Endoneurial Fibroblast-Like Cells might represent around 2 percent to 9 percent of the endoneurial cells. The spindle shaped cells on electron microscopy (EM) with rectangular or triangular bodies of cells when viewed in the transcerse section. They have long processes of cytoplasmic that expands either laterally between nerve fibers or along the nerve trunk; these types of processes usually loosely interdigitate with the neighbouring endoneurial fibroblast-like cells and also enclose one or various Schwann cells. In contrast with the Schwann cell nuclei, their nuclei seem paler and their cell membrane represents micropinocytotic vesicles in smooth invaginations. The cytoplasm of endoneurial fibroblast-like cells contains Golgi apparatus, prominent endoplasmic reticulum and scattered mitochondria which is frequently orientated and is dilated in places and more or less in parallel arrays. Granular material is present in the cisternae. These cells comprise of only a few lysosomes in normal nerves. It is very complex to distinguish between extremely convoluted cells and intracytoplasmic vacuolation observed in cross section.

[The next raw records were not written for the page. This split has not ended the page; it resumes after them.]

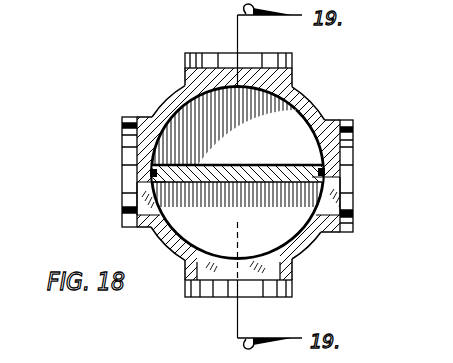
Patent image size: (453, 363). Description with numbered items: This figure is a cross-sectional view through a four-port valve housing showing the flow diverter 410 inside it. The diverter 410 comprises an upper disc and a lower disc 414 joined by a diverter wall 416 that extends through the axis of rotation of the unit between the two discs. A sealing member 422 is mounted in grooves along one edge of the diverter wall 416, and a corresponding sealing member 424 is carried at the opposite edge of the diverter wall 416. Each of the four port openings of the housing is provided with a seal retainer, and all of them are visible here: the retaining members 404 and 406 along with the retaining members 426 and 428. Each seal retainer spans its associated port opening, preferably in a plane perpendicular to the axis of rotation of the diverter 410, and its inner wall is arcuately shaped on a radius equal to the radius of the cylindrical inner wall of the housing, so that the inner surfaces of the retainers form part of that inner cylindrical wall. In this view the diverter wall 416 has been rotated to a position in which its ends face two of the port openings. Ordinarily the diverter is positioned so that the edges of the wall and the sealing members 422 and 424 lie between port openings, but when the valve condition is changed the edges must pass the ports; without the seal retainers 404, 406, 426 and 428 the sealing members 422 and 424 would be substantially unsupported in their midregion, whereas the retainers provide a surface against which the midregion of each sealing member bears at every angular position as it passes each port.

The seal retainer 404 is at (273, 271).
The seal retainer 406 is at (217, 66).
The diverter 410 is at (283, 151).
The lower disc 414 is at (250, 139).
The diverter wall 416 is at (217, 164).
The sealing member 422 is at (157, 172).
The sealing member 424 is at (323, 168).
The seal retainer 426 is at (357, 193).
The seal retainer 428 is at (137, 162).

Intermittently, the cytoplasm of endoneurial fibroblast-like cells is invaginated by bundles of collagen that is present in the plasma membrane with direct contact (Richard et al., 2012, 2014).
CONCLUSION
The results indicated that fibroblast-like cells might play an important role in localising the endoneurial oedema in the subperineurial space by forming barrier-like cellular sheets. These cells also lined channel-like endoneurial spaces that containeddegenerated myelin and oedema and are continuous with the sub-perineurial space. Consequently, fibroblast-like cells may play an important role in the localization of endoneurial oedema following crush injury. Immunohistochemistry study of the fibroblast-like cells in normal and crushed nerves is recommended.